For a taste of Mumbai's early history and an opportunity to view the city's skyline from the water (not to mention escape from the tumult of the streets), grab a ferry and head out to Elephanta Island, declared a UNESCO World Heritage Site in 1987. The hour-long trip also provides a good introduction to Hinduism; the guides on board describe the religious significance of what you're about to see, though the origins of the Shiva temple caves -- thought to date from the revivalist Hindu movement between A.D. 450 and 750 -- remain obscure.
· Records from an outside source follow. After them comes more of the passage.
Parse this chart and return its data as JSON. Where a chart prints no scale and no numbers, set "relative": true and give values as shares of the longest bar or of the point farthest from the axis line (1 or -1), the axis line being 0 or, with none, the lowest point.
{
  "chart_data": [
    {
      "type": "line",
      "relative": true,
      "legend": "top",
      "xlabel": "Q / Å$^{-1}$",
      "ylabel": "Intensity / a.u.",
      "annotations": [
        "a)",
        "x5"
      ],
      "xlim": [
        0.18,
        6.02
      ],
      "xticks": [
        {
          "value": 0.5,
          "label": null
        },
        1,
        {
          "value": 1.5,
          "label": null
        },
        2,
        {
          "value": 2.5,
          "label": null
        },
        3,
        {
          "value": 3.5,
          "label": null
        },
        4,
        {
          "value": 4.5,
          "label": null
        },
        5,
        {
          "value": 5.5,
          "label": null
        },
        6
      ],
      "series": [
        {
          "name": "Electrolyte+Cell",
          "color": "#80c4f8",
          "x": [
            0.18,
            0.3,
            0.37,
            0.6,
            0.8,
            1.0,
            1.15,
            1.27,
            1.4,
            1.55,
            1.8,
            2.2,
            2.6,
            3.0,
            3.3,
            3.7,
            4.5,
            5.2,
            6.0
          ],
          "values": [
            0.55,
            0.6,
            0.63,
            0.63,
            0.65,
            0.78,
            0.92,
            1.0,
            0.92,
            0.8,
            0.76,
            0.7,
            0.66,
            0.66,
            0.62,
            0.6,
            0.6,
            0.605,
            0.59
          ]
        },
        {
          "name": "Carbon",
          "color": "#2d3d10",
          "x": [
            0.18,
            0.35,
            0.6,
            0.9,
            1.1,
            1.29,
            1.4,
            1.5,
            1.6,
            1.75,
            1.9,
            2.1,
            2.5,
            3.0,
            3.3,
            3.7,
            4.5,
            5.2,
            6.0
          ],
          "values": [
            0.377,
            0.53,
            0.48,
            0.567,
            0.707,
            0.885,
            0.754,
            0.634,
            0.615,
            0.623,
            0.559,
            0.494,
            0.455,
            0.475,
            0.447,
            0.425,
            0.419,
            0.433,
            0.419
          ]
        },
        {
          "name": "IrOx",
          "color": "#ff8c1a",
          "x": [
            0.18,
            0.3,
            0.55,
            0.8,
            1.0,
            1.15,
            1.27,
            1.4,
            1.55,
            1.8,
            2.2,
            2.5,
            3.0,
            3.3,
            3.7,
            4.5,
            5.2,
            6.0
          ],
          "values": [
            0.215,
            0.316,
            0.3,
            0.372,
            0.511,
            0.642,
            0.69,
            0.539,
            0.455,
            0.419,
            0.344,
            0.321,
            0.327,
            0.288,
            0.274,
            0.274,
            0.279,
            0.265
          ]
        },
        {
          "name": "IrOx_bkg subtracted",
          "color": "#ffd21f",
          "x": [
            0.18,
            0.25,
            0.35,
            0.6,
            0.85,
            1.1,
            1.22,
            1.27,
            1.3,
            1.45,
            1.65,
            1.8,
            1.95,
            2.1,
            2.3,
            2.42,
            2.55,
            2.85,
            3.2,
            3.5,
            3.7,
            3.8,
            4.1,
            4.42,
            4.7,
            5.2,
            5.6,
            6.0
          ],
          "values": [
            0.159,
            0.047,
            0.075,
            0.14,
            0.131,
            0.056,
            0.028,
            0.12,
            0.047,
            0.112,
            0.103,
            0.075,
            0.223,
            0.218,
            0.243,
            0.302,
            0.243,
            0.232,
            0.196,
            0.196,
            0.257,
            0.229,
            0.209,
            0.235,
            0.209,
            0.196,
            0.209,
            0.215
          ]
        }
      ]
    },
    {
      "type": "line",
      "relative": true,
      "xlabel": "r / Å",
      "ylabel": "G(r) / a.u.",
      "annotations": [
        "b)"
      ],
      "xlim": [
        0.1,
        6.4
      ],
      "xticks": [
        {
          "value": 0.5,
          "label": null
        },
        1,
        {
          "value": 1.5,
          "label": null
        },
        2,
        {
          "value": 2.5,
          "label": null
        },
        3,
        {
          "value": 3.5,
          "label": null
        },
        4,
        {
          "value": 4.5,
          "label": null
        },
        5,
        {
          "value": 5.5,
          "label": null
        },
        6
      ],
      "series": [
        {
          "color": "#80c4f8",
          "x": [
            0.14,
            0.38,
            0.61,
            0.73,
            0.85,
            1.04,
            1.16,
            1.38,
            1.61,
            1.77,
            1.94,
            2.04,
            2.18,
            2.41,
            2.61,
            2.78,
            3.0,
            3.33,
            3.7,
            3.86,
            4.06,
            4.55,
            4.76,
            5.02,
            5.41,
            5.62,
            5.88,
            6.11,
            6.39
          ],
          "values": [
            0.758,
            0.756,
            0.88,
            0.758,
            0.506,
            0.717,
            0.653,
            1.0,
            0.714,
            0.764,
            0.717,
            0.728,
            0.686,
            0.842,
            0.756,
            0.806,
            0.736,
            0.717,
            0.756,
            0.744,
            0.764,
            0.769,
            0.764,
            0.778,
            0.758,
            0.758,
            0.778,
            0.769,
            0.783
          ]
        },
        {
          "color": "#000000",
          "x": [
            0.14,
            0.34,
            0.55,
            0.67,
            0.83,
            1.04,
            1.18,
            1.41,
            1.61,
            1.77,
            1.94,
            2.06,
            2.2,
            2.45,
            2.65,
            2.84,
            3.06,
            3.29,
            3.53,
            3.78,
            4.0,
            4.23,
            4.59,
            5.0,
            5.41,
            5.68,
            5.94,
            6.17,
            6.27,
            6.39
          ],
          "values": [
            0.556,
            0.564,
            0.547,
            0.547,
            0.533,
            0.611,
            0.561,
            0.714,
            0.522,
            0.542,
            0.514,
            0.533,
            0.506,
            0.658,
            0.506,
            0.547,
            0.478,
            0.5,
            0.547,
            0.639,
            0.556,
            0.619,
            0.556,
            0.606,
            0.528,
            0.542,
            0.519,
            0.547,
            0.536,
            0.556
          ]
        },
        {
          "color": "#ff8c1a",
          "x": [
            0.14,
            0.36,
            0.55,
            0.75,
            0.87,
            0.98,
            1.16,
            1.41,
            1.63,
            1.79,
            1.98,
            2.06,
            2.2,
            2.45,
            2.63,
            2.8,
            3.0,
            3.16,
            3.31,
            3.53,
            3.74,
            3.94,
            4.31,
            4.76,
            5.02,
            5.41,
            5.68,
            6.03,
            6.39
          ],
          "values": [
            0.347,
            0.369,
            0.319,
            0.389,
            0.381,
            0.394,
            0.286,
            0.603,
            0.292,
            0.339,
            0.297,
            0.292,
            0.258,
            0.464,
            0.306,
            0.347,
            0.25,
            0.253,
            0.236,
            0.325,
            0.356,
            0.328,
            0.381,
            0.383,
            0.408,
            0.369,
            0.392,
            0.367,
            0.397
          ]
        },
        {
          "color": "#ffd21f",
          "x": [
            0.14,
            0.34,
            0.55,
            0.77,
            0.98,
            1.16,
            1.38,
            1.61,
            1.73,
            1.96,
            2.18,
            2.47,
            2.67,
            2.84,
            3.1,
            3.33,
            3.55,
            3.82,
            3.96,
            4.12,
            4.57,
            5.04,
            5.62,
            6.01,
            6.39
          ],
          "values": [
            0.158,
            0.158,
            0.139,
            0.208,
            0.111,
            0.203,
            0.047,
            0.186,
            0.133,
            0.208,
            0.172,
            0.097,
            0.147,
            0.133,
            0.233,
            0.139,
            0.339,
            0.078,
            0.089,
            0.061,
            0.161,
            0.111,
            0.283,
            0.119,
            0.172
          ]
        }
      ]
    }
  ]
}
Entry is via the main northern entrance to a massive hall supported by large pillars, where the enormous Trimurti statue is housed. At 6 1/3m (21 ft.), the remarkable sculpture depicts Shiva in his three-headed aspect: as Creator (Vamadeva, facing right), Protector (Maheshmurti, the crowned face at the center), and Destroyer (Bhairadeva, facing left, with serpents for hair). Left of the Trimurti is Shiva as both male and female: Ardhanarishvara, an aspect suggesting the unity of all opposites. Other sculptures refer to specific actions of the god and events in Hindu mythology, but many were damaged or destroyed by the Portuguese, who apparently used the Hindu gods for target practice. It's practical to bring along a local guide (free) even though they rarely speak very good English. Watch listings for music and dance performances. Tip: Plan your trip so that you can witness sunset over the Mumbai skyline on your return journey, then pop into the Taj Mahal Hotel for a postculture cocktail. Note that music and dance festival performances are held here every year in February.